Some Interesting Things

In my last letter I didn’t have so many interesting things to share here, and today I think I have a surplus, so I will try and condense it down to the MOST interesting!

  1. I was so touched by this story in the Modern Love series of the NY Times.

  2. I’ve been listening to this extraordinary and sublime new album by Arooj Aftab on repeat. Do you ever listen to music and just can’t really believe what you are listening to is real, it is too beautiful? This is that. Her words about art in today’s world felt very meaningful to me;
    ”I think there's a way for artists to say something with their work that is not always very direct. It's not always like a social activism, but it is, you know, in its subtlety and its grace. It can just be there very [unimposingly].”

  3. This podcast, How Processed Food Companies Get Us 'Hooked' On Junk, which I heard first a snippet of on the radio and later listened to the full program, was very interesting.

  4. I admire Mads Mikkelsen as an actor and now, after reading this profile of him for Vulture, feel like I know him a little better as a person.

  5. Aislinn Nosky’s concert last weekend for The Atterbury House Sessions (created by Lara St John) was reinvigorating, gorgeous, and still has my imagination captured!

  6. I can’t wait to see what we will all be like post-pandemic. This article from The Atlantic puts people into two categories; will you be Team Yes or Team Couch?

  7. Cezanne said he painted nature not to copy it, but to realise his sensation of it.

  8. I’m getting fed up with reading more and more accounts of how rich and powerful men abuse people. I’m NOT fed up with reading about strong and brave women identifying the problems in their industries, speaking openly about their personal stories, and supporting those with ‘more to lose’. Tavi Gevinson puts it so well in this article for Vulture, ‘Art Doesn’t Need Tyrants’.

  9. Logan managed to make chocolate - from the bean!

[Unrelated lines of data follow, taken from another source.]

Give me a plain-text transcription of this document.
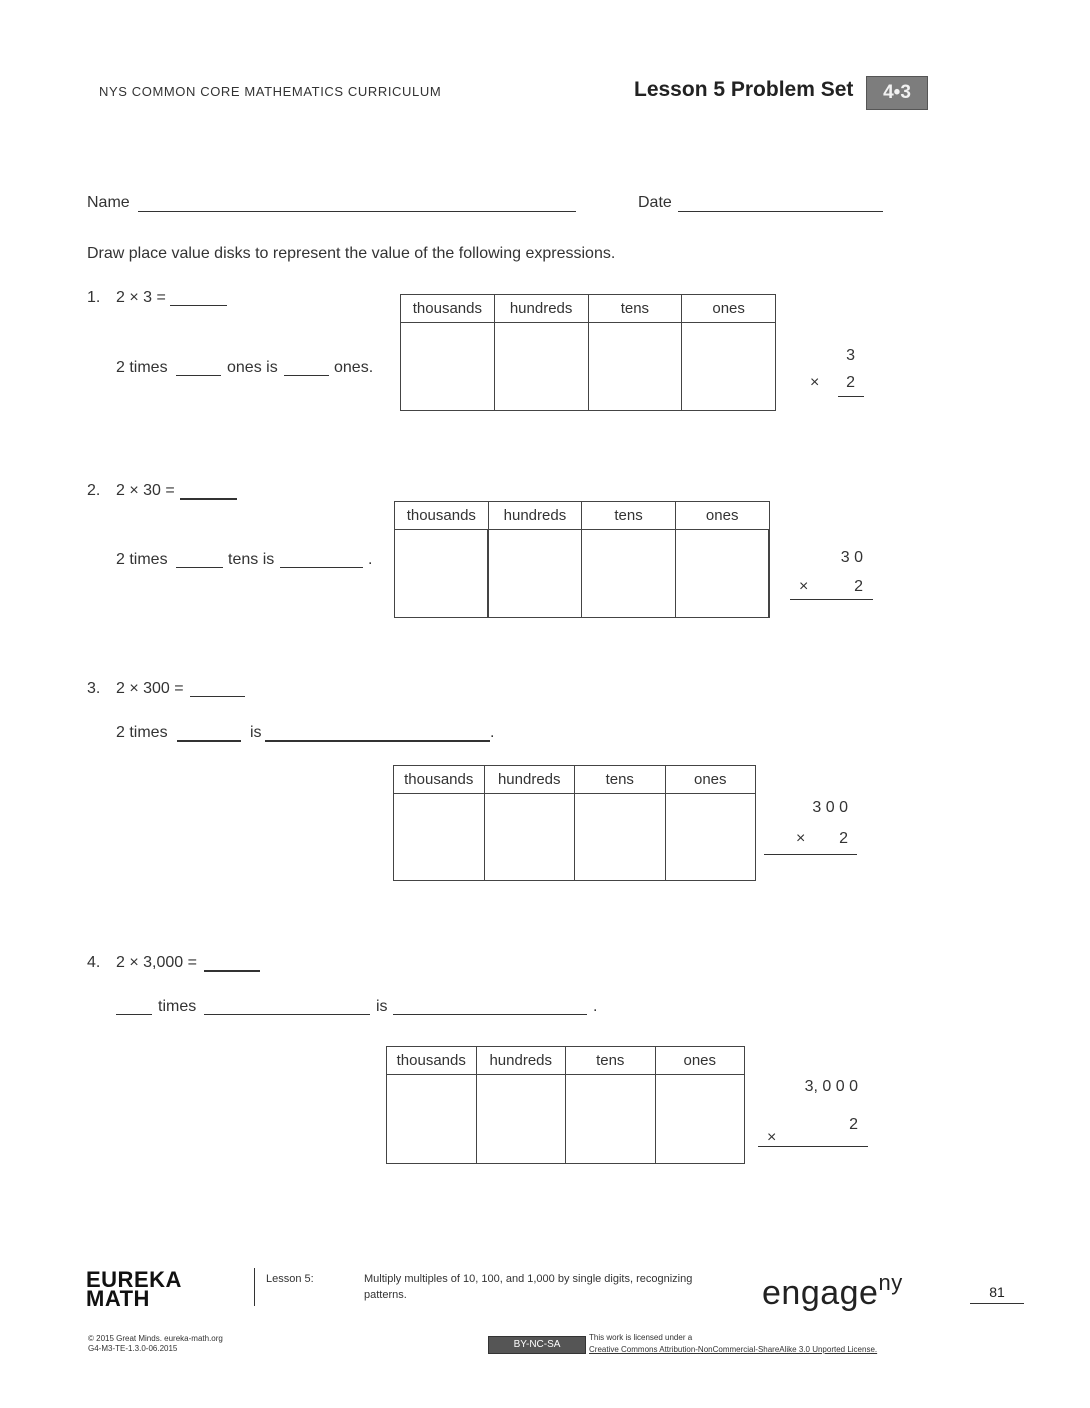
NYS COMMON CORE MATHEMATICS CURRICULUM	Lesson 5 Problem Set	4•3
Name	Date
Draw place value disks to represent the value of the following expressions.
1. 2 × 3 =
2 times	ones is	ones.
thousands	hundreds	tens	ones

3
×	2
2. 2 × 30 =
2 times	tens is	.
thousands	hundreds	tens	ones

3 0
×	2
3. 2 × 300 =
2 times	is	.
thousands	hundreds	tens	ones

3 0 0
×	2
4. 2 × 3,000 =
times	is	.
thousands	hundreds	tens	ones

3, 0 0 0
×
2
EUREKA
MATH
Lesson 5:	Multiply multiples of 10, 100, and 1,000 by single digits, recognizing
patterns.	engage$^{ny}$	81
© 2015 Great Minds. eureka-math.org
G4-M3-TE-1.3.0-06.2015	BY-NC-SA
This work is licensed under a
Creative Commons Attribution-NonCommercial-ShareAlike 3.0 Unported License.
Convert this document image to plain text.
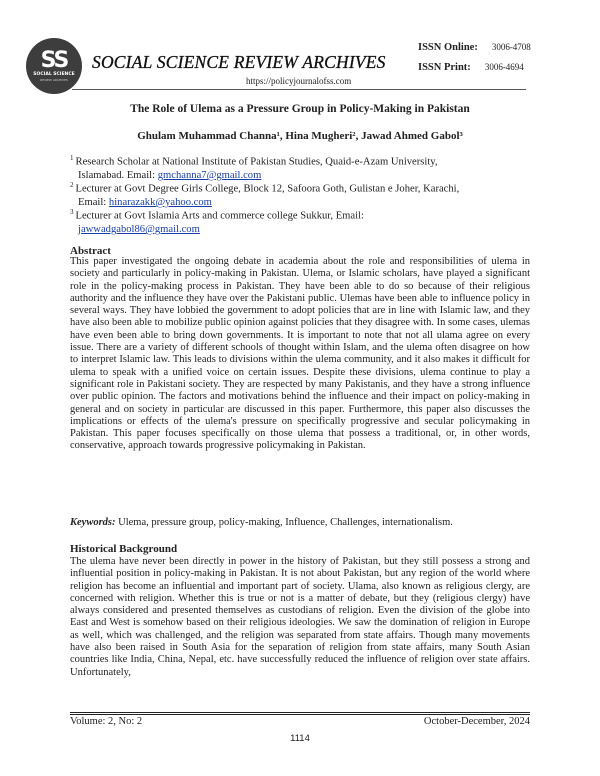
SS
SOCIAL SCIENCE
REVIEW ARCHIVES
SOCIAL SCIENCE REVIEW ARCHIVES
https://policyjournalofss.com
ISSN Online: 3006-4708
ISSN Print: 3006-4694
The Role of Ulema as a Pressure Group in Policy-Making in Pakistan
Ghulam Muhammad Channa¹, Hina Mugheri², Jawad Ahmed Gabol³
$^1$ Research Scholar at National Institute of Pakistan Studies, Quaid-e-Azam University,
Islamabad. Email: gmchanna7@gmail.com
$^2$ Lecturer at Govt Degree Girls College, Block 12, Safoora Goth, Gulistan e Joher, Karachi,
Email: hinarazakk@yahoo.com
$^3$ Lecturer at Govt Islamia Arts and commerce college Sukkur, Email:
jawwadgabol86@gmail.com
Abstract
This paper investigated the ongoing debate in academia about the role and responsibilities of ulema in society and particularly in policy-making in Pakistan. Ulema, or Islamic scholars, have played a significant role in the policy-making process in Pakistan. They have been able to do so because of their religious authority and the influence they have over the Pakistani public. Ulemas have been able to influence policy in several ways. They have lobbied the government to adopt policies that are in line with Islamic law, and they have also been able to mobilize public opinion against policies that they disagree with. In some cases, ulemas have even been able to bring down governments. It is important to note that not all ulama agree on every issue. There are a variety of different schools of thought within Islam, and the ulema often disagree on how to interpret Islamic law. This leads to divisions within the ulema community, and it also makes it difficult for ulema to speak with a unified voice on certain issues. Despite these divisions, ulema continue to play a significant role in Pakistani society. They are respected by many Pakistanis, and they have a strong influence over public opinion. The factors and motivations behind the influence and their impact on policy-making in general and on society in particular are discussed in this paper. Furthermore, this paper also discusses the implications or effects of the ulema's pressure on specifically progressive and secular policymaking in Pakistan. This paper focuses specifically on those ulema that possess a traditional, or, in other words, conservative, approach towards progressive policymaking in Pakistan.
Keywords: Ulema, pressure group, policy-making, Influence, Challenges, internationalism.
Historical Background
The ulema have never been directly in power in the history of Pakistan, but they still possess a strong and influential position in policy-making in Pakistan. It is not about Pakistan, but any region of the world where religion has become an influential and important part of society. Ulama, also known as religious clergy, are concerned with religion. Whether this is true or not is a matter of debate, but they (religious clergy) have always considered and presented themselves as custodians of religion. Even the division of the globe into East and West is somehow based on their religious ideologies. We saw the domination of religion in Europe as well, which was challenged, and the religion was separated from state affairs. Though many movements have also been raised in South Asia for the separation of religion from state affairs, many South Asian countries like India, China, Nepal, etc. have successfully reduced the influence of religion over state affairs. Unfortunately,
Volume: 2, No: 2	October-December, 2024
1114
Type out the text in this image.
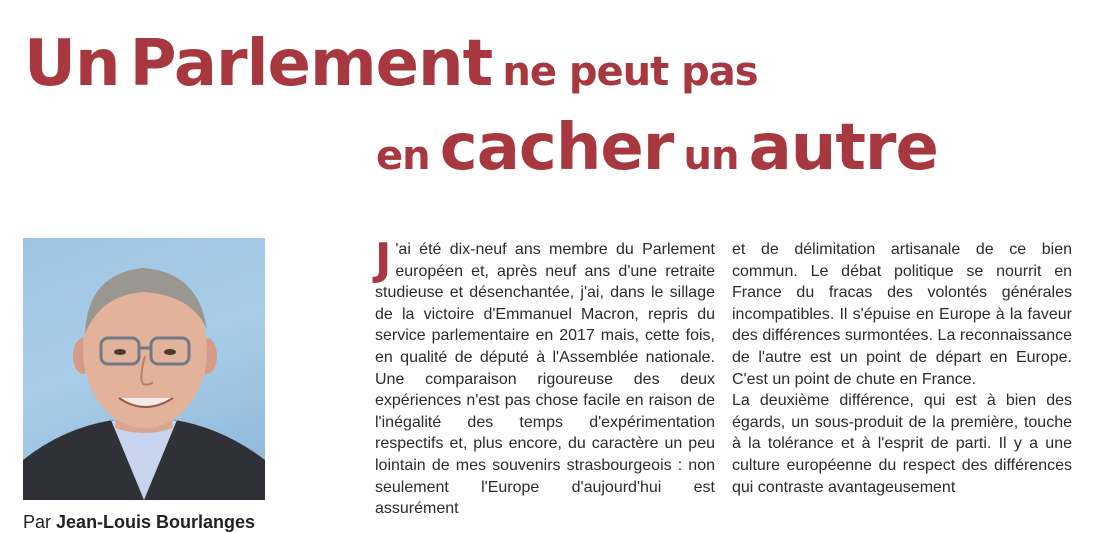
Un Parlement ne peut pas
en cacher un autre

Par Jean-Louis Bourlanges

J 'ai été dix-neuf ans membre du Parlement européen et, après neuf ans d'une retraite studieuse et désenchantée, j'ai, dans le sillage de la victoire d'Emmanuel Macron, repris du service parlementaire en 2017 mais, cette fois, en qualité de député à l'Assemblée nationale. Une comparaison rigoureuse des deux expériences n'est pas chose facile en raison de l'inégalité des temps d'expérimentation respectifs et, plus encore, du caractère un peu lointain de mes souvenirs strasbourgeois : non seulement l'Europe d'aujourd'hui est assurément

et de délimitation artisanale de ce bien commun. Le débat politique se nourrit en France du fracas des volontés générales incompatibles. Il s'épuise en Europe à la faveur des différences surmontées. La reconnaissance de l'autre est un point de départ en Europe. C'est un point de chute en France.

La deuxième différence, qui est à bien des égards, un sous-produit de la première, touche à la tolérance et à l'esprit de parti. Il y a une culture européenne du respect des différences qui contraste avantageusement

This video is really worth a watch.

  10. To celebrate the brilliant writer, Vladimir Nabokov’s, birthday, which would have been on April 22nd (1899), The Paris Review publicised this interview, The Art of Fiction, originally published in 1967. What a character! By the way, have you read Pnin?

The world is crashing and burning all around us. I feel somewhat strange and idiotic for not mentioning any of the Earth’s huge catastrophes in this newsletter. At some point, I think I decided not to, that my extra voice was unnecessary to add to the noise, and that there are already some incredible and brave journalists reporting on each situation, whom we should follow. I thought that if I began to try and talk about each crisis as it deserved, I would quickly fall into a dark, deep hole. So, just know that I am aware, that my thoughts right now are focused on the situation in India, and I really hope things soon start to improve for the people in that remarkable country.

Thanks for reading. Lotsa love everyone.